11. Interpretation. [6 POINTS]

(a) What does the *y*-intercept of this regression equation represent?

(b) State the exact meaning of the slope in this regression equation.

(c) Predict the GPA of a student with a GMAT score of 600. _______________

12. [12 POINTS] (a) PASTE RESIDUAL PLOT BELOW:

(b) From the residual plot, do you think that the two regression assumptions listed below are satisfied? Give the reason for your conclusion.

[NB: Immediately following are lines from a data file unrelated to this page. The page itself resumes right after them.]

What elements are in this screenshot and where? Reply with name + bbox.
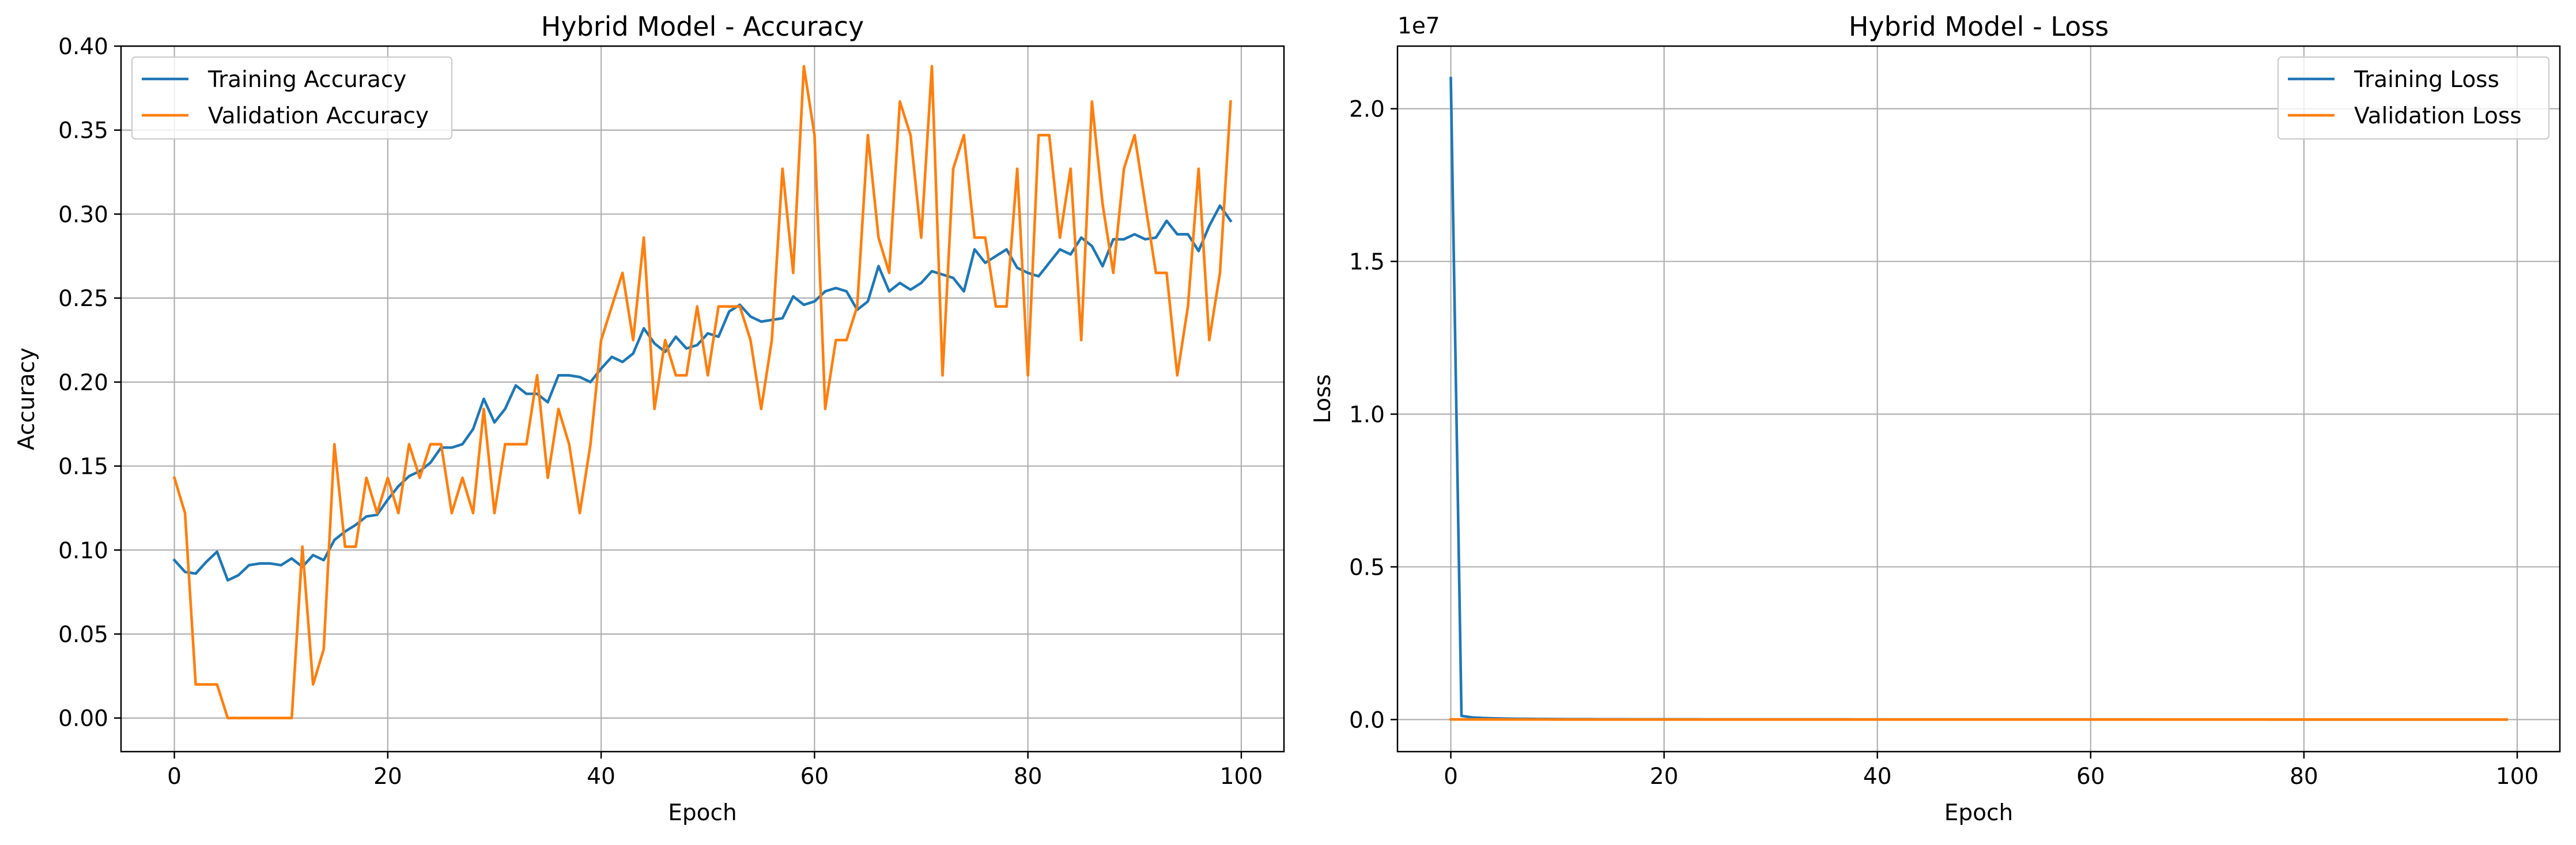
y-axis-label: Accuracy: [14, 348, 40, 450]
y-tick-label: 0.0: [1349, 707, 1385, 733]
x-tick-label: 60: [2076, 764, 2105, 790]
y-tick-label: 0.30: [58, 202, 108, 228]
legend: Training Accuracy Validation Accuracy: [131, 56, 453, 140]
x-tick-label: 100: [1220, 764, 1263, 790]
y-tick-label: 0.10: [58, 538, 108, 564]
legend-label: Validation Accuracy: [208, 103, 429, 129]
chart-title: Hybrid Model - Accuracy: [541, 11, 864, 42]
y-tick-label: 2.0: [1349, 97, 1385, 123]
x-tick-label: 100: [2496, 764, 2539, 790]
y-tick-label: 1.5: [1349, 250, 1385, 276]
legend-label: Validation Loss: [2354, 103, 2522, 129]
chart-title: Hybrid Model - Loss: [1849, 11, 2109, 42]
y-tick-label: 1.0: [1349, 402, 1385, 428]
y-axis-label: Loss: [1310, 374, 1336, 424]
y-tick-label: 0.25: [58, 286, 108, 312]
x-tick-label: 20: [1650, 764, 1679, 790]
x-tick-label: 40: [587, 764, 615, 790]
x-tick-label: 60: [800, 764, 829, 790]
series-line-validation-accuracy: [172, 65, 1232, 720]
y-tick-label: 0.00: [58, 706, 108, 732]
x-tick-label: 40: [1863, 764, 1892, 790]
accuracy-chart: 0 20 40 60 80 100 0.00 0.05 0.10 0.15 0.20 0.25 0.30…: [14, 11, 1285, 826]
x-axis-label: Epoch: [1944, 800, 2013, 826]
y-tick-label: 0.20: [58, 370, 108, 396]
y-tick-label: 0.05: [58, 622, 108, 648]
legend-label: Training Accuracy: [207, 67, 406, 93]
x-tick-label: 20: [373, 764, 402, 790]
y-tick-label: 0.5: [1349, 554, 1385, 580]
x-tick-label: 80: [1014, 764, 1043, 790]
loss-chart: 0 20 40 60 80 100 0.0 0.5 1.0 1.5 2.0 Hybrid Model …: [1310, 11, 2561, 826]
x-tick-label: 0: [167, 764, 182, 790]
legend-box: [131, 56, 453, 140]
legend: Training Loss Validation Loss: [2277, 56, 2550, 140]
x-tick-label: 80: [2290, 764, 2318, 790]
y-tick-label: 0.40: [58, 34, 108, 60]
plot-frame: [1396, 45, 2561, 753]
legend-label: Training Loss: [2354, 67, 2499, 93]
sci-exponent-label: 1e7: [1397, 13, 1440, 39]
plot-frame: [120, 45, 1285, 753]
legend-box: [2277, 56, 2550, 140]
x-axis-label: Epoch: [668, 800, 736, 826]
x-tick-label: 0: [1444, 764, 1458, 790]
y-tick-label: 0.15: [58, 454, 108, 480]
y-tick-label: 0.35: [58, 118, 108, 144]
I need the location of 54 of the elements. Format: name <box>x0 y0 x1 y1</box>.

Linearity: ___________________________________

Reason: ____________________________________

Equal Variance: ______________________________

Reason: ____________________________________

13. [8.POINTS]

(a) PASTE A NORMAL PROBABILITY PLOT OF RESIDUALS BELOW:

(b) From the normal probability plot, do you think the normality assumption for regression is satisfied? Give the reason for your conclusion.

14. Determine 95% confidence and prediction intervals for *X* = 600. [4 POINTS]

PASTE PHSTAT OUTPUT BELOW:

15. Discuss this model. How good do you think the model is for predicting GPA? Give reasons for your answer. Then state at least two other possible independent variables that you think would be useful for predicting GPA. [4 POINTS]

This final project is due on session 15, April 22, 2021. You need submit this Microsoft Word File in this given format. Further, you can either submit this work on-line or in-class. The project is worth 26% of your overall course grade and it will not be returned.